I'm sitting in bed ready to go to sleep, but couldn't close my eyes until I described the events of the last two days. I don't want to forget the perspective and hope that I feel right now.
Todd and I took Matthew to Medford to visit our friends at the REACH Family Institute, the group we have been working with since last August that focus their lives on helping "brain-injured" children and adults. We first started working with them at the recommendation of one of Todd's patients, but I don't think I could have anticipated how we would feel less than a year later.
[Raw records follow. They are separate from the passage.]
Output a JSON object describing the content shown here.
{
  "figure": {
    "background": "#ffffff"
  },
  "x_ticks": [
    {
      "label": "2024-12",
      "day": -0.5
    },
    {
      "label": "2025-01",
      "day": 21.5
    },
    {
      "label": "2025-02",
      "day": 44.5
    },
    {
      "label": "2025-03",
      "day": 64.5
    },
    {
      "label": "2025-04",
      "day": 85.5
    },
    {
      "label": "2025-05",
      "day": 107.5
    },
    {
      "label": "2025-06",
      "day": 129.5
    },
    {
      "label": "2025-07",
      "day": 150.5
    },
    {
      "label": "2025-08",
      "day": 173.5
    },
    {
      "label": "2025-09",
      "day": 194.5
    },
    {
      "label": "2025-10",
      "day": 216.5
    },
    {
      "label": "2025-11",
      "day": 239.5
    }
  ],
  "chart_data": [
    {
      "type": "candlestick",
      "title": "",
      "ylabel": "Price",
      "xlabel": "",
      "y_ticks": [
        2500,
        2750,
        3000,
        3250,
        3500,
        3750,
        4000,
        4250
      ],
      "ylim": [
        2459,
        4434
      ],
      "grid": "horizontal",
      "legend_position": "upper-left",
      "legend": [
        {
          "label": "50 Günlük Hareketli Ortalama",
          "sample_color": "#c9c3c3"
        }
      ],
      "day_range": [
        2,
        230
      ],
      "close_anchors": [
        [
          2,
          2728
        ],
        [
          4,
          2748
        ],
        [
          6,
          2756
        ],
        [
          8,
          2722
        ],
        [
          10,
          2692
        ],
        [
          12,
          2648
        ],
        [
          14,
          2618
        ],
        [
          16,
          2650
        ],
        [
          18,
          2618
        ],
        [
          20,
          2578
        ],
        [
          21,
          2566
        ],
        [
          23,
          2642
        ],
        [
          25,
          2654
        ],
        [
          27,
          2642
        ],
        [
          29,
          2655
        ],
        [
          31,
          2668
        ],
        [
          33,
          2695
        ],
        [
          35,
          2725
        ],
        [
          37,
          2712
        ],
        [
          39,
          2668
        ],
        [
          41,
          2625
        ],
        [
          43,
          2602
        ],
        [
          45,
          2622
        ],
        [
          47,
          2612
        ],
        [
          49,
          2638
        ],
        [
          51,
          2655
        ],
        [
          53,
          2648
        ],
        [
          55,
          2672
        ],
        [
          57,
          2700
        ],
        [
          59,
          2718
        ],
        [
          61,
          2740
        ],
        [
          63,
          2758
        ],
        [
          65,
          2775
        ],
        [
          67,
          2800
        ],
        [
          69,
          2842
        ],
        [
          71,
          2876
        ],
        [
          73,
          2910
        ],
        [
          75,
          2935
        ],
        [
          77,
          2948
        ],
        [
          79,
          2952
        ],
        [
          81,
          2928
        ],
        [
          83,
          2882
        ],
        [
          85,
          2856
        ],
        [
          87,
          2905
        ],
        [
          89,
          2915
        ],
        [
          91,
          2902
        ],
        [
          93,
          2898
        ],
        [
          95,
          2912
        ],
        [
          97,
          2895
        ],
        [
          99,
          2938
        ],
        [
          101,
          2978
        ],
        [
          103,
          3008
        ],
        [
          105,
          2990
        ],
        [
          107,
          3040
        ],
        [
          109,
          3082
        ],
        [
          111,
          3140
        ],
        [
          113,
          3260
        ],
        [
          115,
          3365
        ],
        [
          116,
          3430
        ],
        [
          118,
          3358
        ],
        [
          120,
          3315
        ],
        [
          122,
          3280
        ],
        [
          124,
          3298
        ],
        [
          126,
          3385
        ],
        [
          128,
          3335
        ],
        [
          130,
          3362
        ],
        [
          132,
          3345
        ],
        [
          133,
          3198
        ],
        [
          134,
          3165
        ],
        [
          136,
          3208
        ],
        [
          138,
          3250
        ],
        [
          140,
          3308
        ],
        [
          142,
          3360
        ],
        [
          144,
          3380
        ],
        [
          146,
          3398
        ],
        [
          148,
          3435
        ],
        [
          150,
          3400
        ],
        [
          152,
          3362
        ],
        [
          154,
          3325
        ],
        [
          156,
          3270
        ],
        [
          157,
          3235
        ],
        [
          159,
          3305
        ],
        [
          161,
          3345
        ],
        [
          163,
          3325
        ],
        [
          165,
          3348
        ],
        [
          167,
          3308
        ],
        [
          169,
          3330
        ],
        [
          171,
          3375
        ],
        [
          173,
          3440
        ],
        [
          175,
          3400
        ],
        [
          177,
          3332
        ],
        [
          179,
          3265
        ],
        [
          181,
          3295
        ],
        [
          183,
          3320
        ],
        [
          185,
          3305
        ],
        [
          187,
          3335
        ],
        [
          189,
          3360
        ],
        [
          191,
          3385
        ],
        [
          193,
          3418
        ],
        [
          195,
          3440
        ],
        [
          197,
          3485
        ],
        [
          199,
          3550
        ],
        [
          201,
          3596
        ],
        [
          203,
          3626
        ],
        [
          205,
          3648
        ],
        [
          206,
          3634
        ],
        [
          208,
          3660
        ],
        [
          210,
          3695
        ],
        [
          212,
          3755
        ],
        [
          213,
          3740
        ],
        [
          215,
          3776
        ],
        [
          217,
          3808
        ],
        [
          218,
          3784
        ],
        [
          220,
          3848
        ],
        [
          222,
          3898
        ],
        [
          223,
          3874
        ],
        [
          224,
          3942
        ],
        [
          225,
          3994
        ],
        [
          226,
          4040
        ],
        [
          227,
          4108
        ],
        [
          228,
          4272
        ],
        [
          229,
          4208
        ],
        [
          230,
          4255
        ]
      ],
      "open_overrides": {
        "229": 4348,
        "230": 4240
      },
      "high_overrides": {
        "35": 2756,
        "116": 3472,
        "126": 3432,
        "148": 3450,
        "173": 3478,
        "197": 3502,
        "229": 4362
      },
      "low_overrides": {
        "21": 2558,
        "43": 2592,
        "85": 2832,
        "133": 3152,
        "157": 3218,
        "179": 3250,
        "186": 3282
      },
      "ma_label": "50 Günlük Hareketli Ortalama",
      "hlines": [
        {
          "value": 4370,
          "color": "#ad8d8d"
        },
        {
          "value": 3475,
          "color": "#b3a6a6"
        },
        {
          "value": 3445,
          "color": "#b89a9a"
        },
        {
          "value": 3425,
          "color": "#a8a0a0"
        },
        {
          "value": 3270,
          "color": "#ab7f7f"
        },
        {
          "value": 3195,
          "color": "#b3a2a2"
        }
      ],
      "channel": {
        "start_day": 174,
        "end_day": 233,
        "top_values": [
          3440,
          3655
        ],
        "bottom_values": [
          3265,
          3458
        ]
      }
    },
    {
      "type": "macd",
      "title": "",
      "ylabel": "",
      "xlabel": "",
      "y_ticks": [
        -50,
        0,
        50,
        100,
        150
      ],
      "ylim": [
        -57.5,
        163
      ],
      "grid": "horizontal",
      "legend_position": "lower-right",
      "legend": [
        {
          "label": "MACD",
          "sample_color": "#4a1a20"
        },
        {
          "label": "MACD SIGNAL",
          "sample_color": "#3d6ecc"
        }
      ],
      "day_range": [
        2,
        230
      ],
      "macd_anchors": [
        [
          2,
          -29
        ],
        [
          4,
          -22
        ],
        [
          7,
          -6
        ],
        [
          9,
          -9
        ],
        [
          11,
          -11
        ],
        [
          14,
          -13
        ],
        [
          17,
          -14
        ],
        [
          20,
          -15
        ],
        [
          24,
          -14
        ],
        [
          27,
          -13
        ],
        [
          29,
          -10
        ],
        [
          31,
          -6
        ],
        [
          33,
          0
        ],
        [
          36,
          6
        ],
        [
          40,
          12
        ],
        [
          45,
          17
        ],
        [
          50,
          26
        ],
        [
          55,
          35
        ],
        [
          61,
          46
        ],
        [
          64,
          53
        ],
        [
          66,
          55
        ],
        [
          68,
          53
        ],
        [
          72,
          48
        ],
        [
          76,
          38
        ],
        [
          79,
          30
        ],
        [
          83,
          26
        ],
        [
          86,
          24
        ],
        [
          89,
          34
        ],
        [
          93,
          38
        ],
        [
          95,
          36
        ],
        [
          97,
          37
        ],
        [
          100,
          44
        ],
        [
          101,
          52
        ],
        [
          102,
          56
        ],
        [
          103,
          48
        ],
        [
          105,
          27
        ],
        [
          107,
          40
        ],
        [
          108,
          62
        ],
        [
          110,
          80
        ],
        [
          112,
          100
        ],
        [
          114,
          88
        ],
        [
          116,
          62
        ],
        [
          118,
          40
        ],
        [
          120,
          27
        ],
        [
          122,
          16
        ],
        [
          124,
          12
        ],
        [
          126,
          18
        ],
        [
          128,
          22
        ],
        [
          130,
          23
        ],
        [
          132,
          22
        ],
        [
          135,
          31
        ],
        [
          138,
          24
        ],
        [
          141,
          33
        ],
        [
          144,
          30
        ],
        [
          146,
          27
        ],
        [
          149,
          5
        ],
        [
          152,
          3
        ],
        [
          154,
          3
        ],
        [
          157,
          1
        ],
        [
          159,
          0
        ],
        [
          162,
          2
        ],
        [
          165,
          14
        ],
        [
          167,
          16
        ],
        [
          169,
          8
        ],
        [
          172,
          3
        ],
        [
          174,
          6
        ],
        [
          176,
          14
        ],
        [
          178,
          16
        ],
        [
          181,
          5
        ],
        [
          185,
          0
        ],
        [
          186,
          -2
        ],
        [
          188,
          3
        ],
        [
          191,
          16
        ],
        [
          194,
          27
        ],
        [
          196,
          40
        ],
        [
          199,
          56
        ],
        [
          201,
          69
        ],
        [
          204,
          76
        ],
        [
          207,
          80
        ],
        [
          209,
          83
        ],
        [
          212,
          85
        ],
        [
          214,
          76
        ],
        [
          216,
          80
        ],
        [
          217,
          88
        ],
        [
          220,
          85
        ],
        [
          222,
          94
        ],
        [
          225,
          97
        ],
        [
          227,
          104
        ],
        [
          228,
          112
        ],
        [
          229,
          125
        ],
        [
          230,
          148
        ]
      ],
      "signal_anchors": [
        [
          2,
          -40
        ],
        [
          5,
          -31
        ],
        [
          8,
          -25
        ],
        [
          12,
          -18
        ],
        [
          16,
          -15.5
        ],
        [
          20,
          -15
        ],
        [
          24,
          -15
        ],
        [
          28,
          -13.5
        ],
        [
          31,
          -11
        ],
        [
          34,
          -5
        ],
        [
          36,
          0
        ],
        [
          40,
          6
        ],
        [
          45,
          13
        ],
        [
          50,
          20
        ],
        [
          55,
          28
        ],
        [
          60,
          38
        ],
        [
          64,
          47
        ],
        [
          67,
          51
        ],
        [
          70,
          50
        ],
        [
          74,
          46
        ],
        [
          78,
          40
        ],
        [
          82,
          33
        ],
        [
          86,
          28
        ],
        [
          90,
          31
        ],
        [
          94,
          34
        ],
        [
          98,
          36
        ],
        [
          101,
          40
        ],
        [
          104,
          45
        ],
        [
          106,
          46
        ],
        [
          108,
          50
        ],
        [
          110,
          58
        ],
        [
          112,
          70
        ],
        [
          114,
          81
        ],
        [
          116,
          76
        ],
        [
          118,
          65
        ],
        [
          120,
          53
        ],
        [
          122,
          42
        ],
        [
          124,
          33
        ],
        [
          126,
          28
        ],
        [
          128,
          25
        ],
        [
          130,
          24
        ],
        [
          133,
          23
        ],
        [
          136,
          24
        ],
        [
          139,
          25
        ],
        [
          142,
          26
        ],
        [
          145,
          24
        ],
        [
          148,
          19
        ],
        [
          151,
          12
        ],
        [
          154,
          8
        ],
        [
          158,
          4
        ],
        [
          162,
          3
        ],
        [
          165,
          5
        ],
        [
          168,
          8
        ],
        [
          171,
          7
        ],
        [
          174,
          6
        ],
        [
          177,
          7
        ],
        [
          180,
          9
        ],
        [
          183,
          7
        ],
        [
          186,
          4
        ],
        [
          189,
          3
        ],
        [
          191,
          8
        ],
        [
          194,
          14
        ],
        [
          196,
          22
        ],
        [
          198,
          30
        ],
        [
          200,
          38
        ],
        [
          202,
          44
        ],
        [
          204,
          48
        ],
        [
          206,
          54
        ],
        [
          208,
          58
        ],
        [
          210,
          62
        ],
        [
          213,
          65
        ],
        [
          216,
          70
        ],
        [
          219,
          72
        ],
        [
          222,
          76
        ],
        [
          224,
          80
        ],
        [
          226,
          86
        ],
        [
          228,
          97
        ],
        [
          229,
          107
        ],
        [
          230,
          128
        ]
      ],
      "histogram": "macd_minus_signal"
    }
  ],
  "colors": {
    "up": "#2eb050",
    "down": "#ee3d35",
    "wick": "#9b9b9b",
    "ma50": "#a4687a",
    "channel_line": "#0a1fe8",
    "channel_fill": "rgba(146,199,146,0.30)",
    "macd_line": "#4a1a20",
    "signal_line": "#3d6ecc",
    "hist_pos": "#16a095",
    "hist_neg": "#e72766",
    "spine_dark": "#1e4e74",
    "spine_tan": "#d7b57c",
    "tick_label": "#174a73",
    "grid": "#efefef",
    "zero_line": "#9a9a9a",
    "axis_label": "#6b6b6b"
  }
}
We left at 4 a.m. on Thursday and drove the 5 hours, arriving a little late. The first thing they do is evaluate Matthew--quiz him on the intellectual programs we've been doing, watch him run to see if there are changes in his muscle tone, crawl to see if there are changes in his cross pattern, watch him for signs of "reaction" to visual, tactile and auditory stimulus, etc.
A bit of background--part of Matthew's "program" with them includes flashcards made to very specific criteria. They include a word and then a picture of that word. Also, we put together books using some of the same flashcard topics and have pictures in those as well. Well, the first thing they did is lay out some of our books and cards so that they could quiz him a little bit to see how much he is retaining. Matthew immediately grabbed a group of flashcards, pointed to the top word, and said "fruit!" We looked....and sure enough, it was the word "fruit!" They tested him on several others to see if it was a fluke, and he continued to correctly identify SEVERAL of the words used in those flashcards!!!! I was amazed! Never would I have expected Matthew to be reading (or at least pre-reading) when he has just started to talk. An absolute miracle.
Also, meeting with them, after not being with them for four months, reminded me about just how much Matthew has progressed with his speech. He is pointing to and identifying objects, asking for things that he wants by name, repeating words that we say, and trying SO HARD to communicate. I am so incredibly proud of him.
There are days when it is really hard to parent Matthew. He can be obstinate, is so easily frustrated, gets obsessed with electronics, can be thoughtless and grabby, aggressive with his siblings, and so impulsive. And as he gets stronger, all of those behaviors become more and more challenging and, quite literally, painful. But after a couple of days like we just had where we were completely focused on Matthew, I am so filled with tender feelings for my little boy. I appreciate his sweet, happy personality, am impressed by his efforts to do things that are hard for him (a.k.a. talking), and just treasure my little boy. I sat in the car and watched him walk across a parking lot with Todd, not throwing himself on the ground with a noodle-body and forcing Todd to drag him, but rather just walking beside him, occasionally looking up at his Dad. I was SO filled with a feeling of gratitude that God sees us fit to raise one of his most choice spirits.
I feel so inadequate raising a child with challenges like these. I don't know if I do it right and I get so impatient sometimes. It is easy to watch what he isn't doing and want to feel sad or sorry for myself, or to compare him to typical kids and long for what we don't have. But then I watch him walking across a parking lot with Dad and I realize that we are doing something right....we are loving the heck out of this little kid and are sooo blessed that he is part of our family.
I'm doing a terrible job of putting into words just what an incredible couple of days we had. I felt like I recognized so many miracles over the past four months. What a gift it is to catch a glimpse of Matthew's best self and to be filled with wonder at the things he might be capable of if we continue to believe in him!